September 30, 2013 - 14:13 AMT
PanARMENIAN.Net - Turkish Prime Minister Recep Tayyip Erdoğan has unveiled a long-anticipated package of reforms designed “to strengthen democracy and keep on track a fragile settlement process” to end the conflict with the outlawed Kurdistan Workers' Party (PKK), according to Today’s Zaman.
He said the reform package is a critical step to stop bloodshed in Turkey.
The announcement of the "democratization package" follows the declaration earlier this month by the PKK that it had halted its withdrawal of militants from Turkey because the government had failed to take steps it had agreed to.
The most important reforms include removing restrictions of wearing Islamic headscraves, possibility of education in mother tongue, restoration of original names of villages, districts and provinces that existed before 1980, sweeping changes in law on political parties, possibility of lowering 10 percent electoral threshold in entering Parliament, improving assembly freedom and other small rights for religious and ethnic minorities.
Other changes were related to law on political parties. Erdoğan said parties who exceed 3 percent of votes in general elections will get necessary state funding.
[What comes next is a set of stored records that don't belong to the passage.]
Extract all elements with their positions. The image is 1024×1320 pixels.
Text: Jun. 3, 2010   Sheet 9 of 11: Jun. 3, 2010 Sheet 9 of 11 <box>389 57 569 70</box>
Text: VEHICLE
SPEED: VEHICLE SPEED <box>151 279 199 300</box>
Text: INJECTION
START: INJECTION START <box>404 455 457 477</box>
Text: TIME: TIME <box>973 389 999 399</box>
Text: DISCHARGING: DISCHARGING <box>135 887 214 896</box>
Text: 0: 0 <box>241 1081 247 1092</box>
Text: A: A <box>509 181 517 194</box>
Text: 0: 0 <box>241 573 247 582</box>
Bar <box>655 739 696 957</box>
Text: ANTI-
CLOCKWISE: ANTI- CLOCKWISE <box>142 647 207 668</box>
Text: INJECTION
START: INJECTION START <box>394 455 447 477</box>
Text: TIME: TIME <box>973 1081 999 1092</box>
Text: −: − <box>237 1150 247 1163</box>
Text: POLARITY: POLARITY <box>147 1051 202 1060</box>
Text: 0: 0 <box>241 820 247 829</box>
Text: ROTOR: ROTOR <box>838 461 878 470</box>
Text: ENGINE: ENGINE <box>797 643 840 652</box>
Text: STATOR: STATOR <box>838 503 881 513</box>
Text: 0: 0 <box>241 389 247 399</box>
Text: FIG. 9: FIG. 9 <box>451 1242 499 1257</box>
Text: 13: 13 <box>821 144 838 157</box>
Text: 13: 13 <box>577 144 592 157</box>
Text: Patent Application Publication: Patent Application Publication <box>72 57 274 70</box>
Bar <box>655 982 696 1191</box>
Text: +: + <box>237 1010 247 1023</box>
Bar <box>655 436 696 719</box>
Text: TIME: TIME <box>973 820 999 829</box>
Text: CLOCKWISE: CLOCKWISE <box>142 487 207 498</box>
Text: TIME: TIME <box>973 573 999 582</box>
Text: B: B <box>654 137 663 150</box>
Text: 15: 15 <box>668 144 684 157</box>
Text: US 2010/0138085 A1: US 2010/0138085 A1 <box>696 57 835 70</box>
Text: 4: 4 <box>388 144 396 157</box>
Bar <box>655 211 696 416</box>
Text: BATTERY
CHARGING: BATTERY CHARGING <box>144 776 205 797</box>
According to Turkish law, parties need to receive at least seven percent to be eligible for state funding.
Moreover, the reforms bring more freedom for citizens to become party members. Erdoğan said the package envisages lifting obstacles that restrict citizens to become members of political parties.
Another drastic and much-expected reform is education in schools in another language. The reforms will make it possible for students to receive education in their mother tongue in educational facilities. The schools will able to deliver education in languages besides the official Turkish language, the prime minister said. The measure opened the way for Kurds, who long demanded the government grant full education in Kurdish language, to establish private schools providing education in Kurdish language. Erdoğan said, however, certain lessons will again be provided in Turkish language.
Erdoğan said the reforms will also remove restrictions on the wearing of Islamic headscarves in public spaces. The ban, however, will remain in effect for judges, prosecutors and military personnel. Muslim but secular Turkey has long had tough restrictions on the garb worn by women working in state offices.
The reforms include returning properties of religious and ethnic minorities and establishing language and cultural institute for Roma citizens. Erdoğan announced plans to return Mor Gabriel monastery property belonging to Syriac Christians that was seized by the state. He said works are underway to return properties of other religious minorities.
He said several restrictions on charity activities are also loosened or lifted.
Parliament returns from its summer recess on Oct 1 to vote on the package and will vote on the package.